The measurement accuracy for this configuration is highly dependent on the resistor accuracy. Any resistors are acceptable, as long as the maximum expected current multiplied by the resistance does not exceed the input range of your input device.

When measuring current in this fashion, the smallest value of shunt resistor compared to the load resistance should be used. This will create the smallest interference with the existing circuit. However, smaller resistances create smaller voltage drops, so a compromise between resolution and circuit interference must be made.
 
Note: To avoid damaging the shunt resistor, make sure the current passing through it does not exceed the current specifications for the shunt resistor.

Figure 2: How to Connect a Shunt Resistor to a DAQ Board
 
Placement of the shunt resistor in the circuit is important.

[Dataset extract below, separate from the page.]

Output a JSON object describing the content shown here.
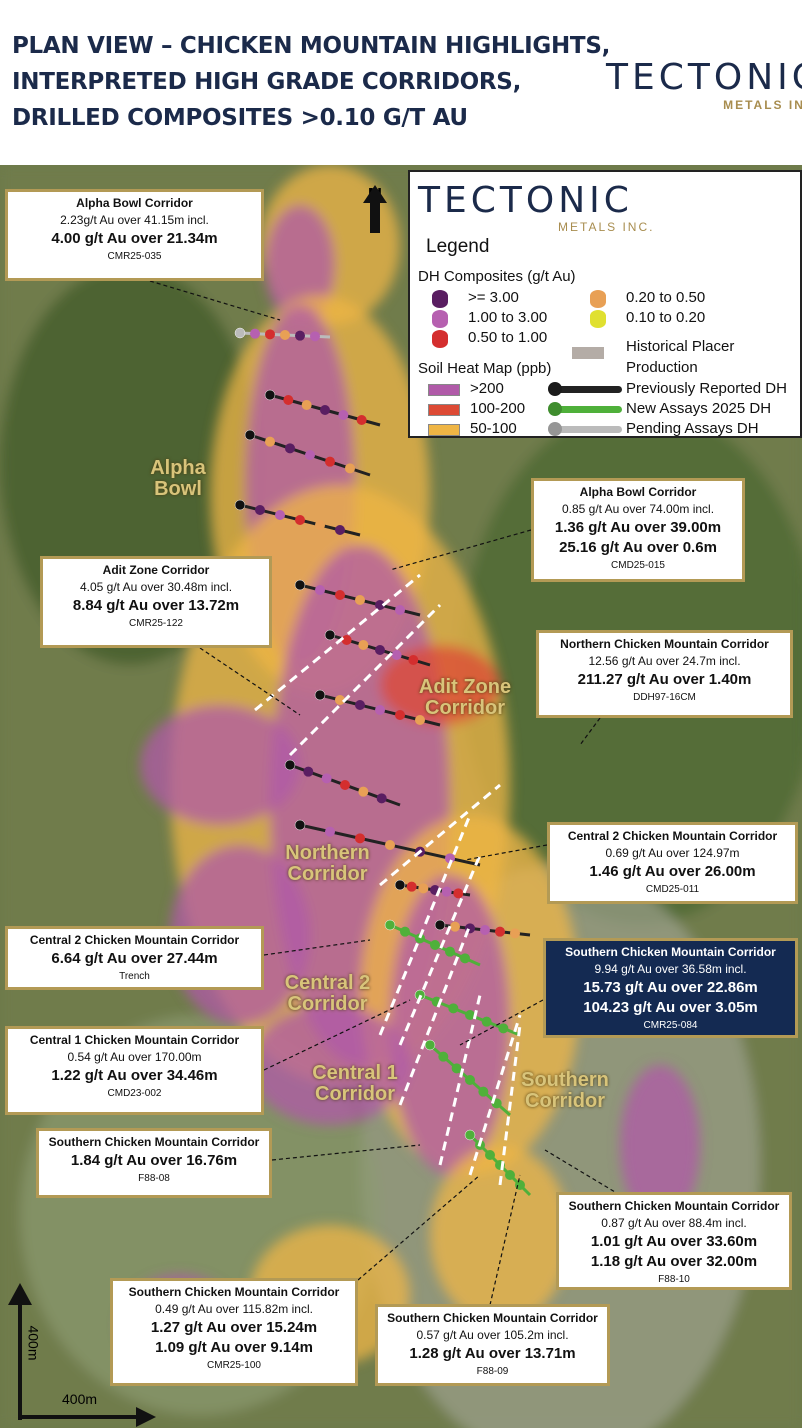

If the external circuit shares a common ground with the computer containing the analog input device, then the shunt resistor should be placed as close to the ground leg of the circuit as possible, as shown in figure three. 

Figure 3: Correct Usage of a Shunt Resistor

If not, the common mode voltage produced by the shunt resistor may be outside of the specification for the analog input device. This can lead to inaccurate readings or damage to the board, as shown in Figure 4.

Figure 4: Incorrect Usage of a Shunt Resistor

Additional Information

For such applications, National Instruments provides the SCXI Resistor Kit (a set of four precision resistors at 249 Ω with ±0.1% accuracy) for current measurement applications.